Imagine that you can hire a psychologist to analyze and fix your marketing messages so they hit your target market right between the eyes. What would that look like?

For example, let's say your work involves retirement planning. How would a marketing therapist fix your out-bound messages?

  • First, he'd look closely at your intended target market and ask if it's actually a viable target market. In other words, do they fit the criteria: 1) need what you have, 2) want what you have, 3 able to afford what you have, 4) willing to spend money to get it? 5) most importantly – could they realistically be motivated to buy it from you? Surprisingly, many retirees or people seeking to retire do not meet all of those. Still, many advisors hammer away at them anyway, wasting priceless resources.

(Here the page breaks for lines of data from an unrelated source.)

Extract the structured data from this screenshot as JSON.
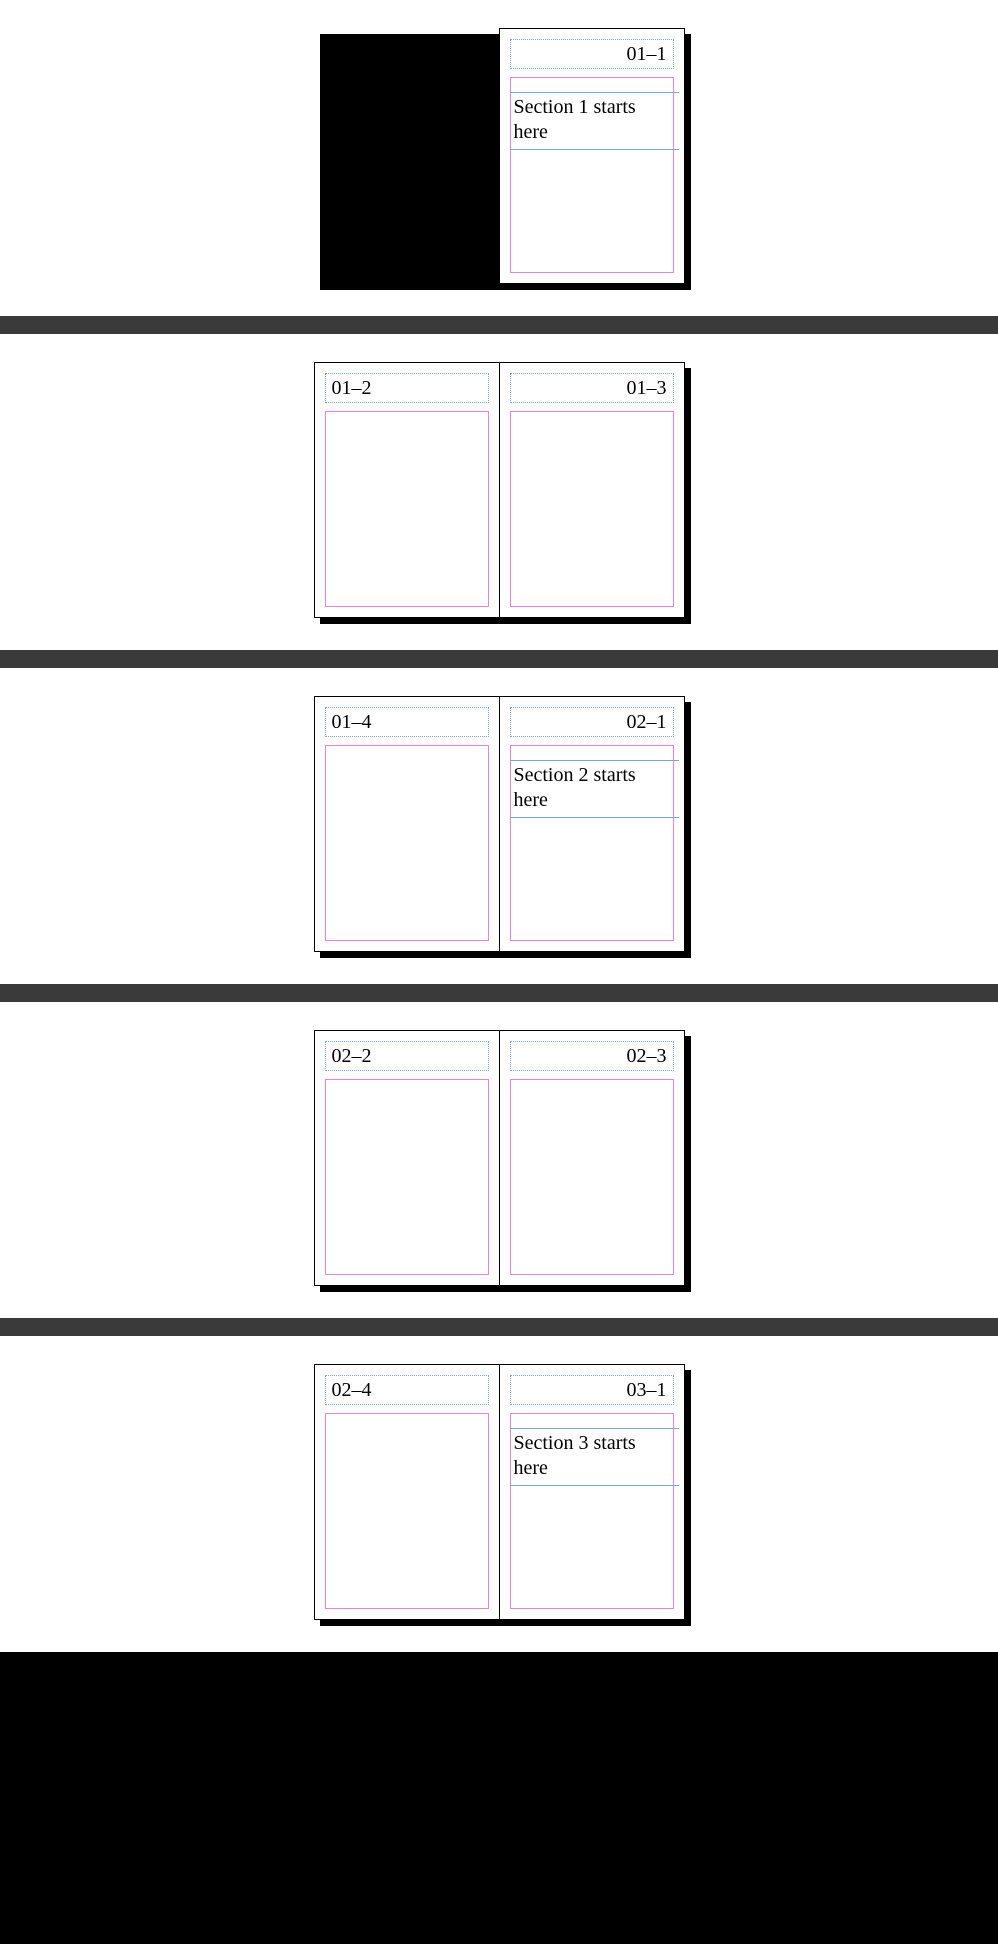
{
  "spreads": [
    {
      "left": {
        "placeholder": true
      },
      "right": {
        "num": "01–1",
        "align": "right",
        "text": "Section 1 starts here"
      }
    },
    {
      "left": {
        "num": "01–2",
        "align": "left"
      },
      "right": {
        "num": "01–3",
        "align": "right"
      }
    },
    {
      "left": {
        "num": "01–4",
        "align": "left"
      },
      "right": {
        "num": "02–1",
        "align": "right",
        "text": "Section 2 starts here"
      }
    },
    {
      "left": {
        "num": "02–2",
        "align": "left"
      },
      "right": {
        "num": "02–3",
        "align": "right"
      }
    },
    {
      "left": {
        "num": "02–4",
        "align": "left"
      },
      "right": {
        "num": "03–1",
        "align": "right",
        "text": "Section 3 starts here"
      }
    }
  ]
}
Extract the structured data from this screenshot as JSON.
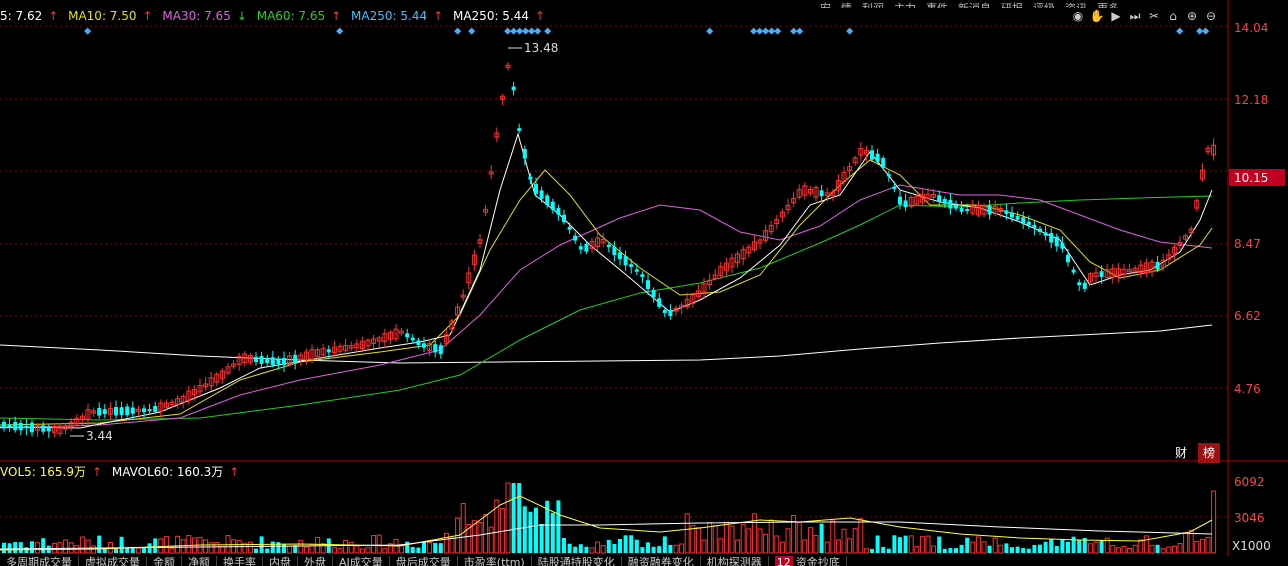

  • Second, a marketing therapist would look at your offering. Do the words and images attract the exact people you want to work with? Most financial and insurance messages fall on deaf ears. Why is that? Because they're the wrong messages sent to the wrong target markets. The most absurd reference we see is referring to Boomers as Seniors. Next, is approaching retirees in hopes of doing investment planning for them. Both of those tell retirees that your offer is off-target.

  • Third, he'd look at you. Are you someone your intended target market would easily and quickly gravitate to? Do they find you immediately trustworthy and credible? Do they like you? After researching this for about twenty years, we've discovered that many advisors who work with retirees are indeed credible, but they are terrible at demonstrating their credibility. Thus, most people they meet don't trust them.

What the heck is Marketing Psychology? Marketing psychology is simply a scientific effort to match pegs and holes. When you get the square peg matched up with the square hole, you have far better potential for success. Unfortunately, very few people in the financial industry understand this point. As a result, they spend vast sums of money to publish and transmit the wrong messages to the wrong people. Square peg, round hole.

Psychological mismatches. The obvious mismatches include investment options with too much risk or not enough flexibility. However, the most important ones are emotional issues – things that help your prospect feel safe with you. They include: photos of staff members on your website; a personal phone call from the advisor; clear descriptions and directions; relevant information rather than a never-ending sales pitch; content written in the language of the target market, rather than an industry professional.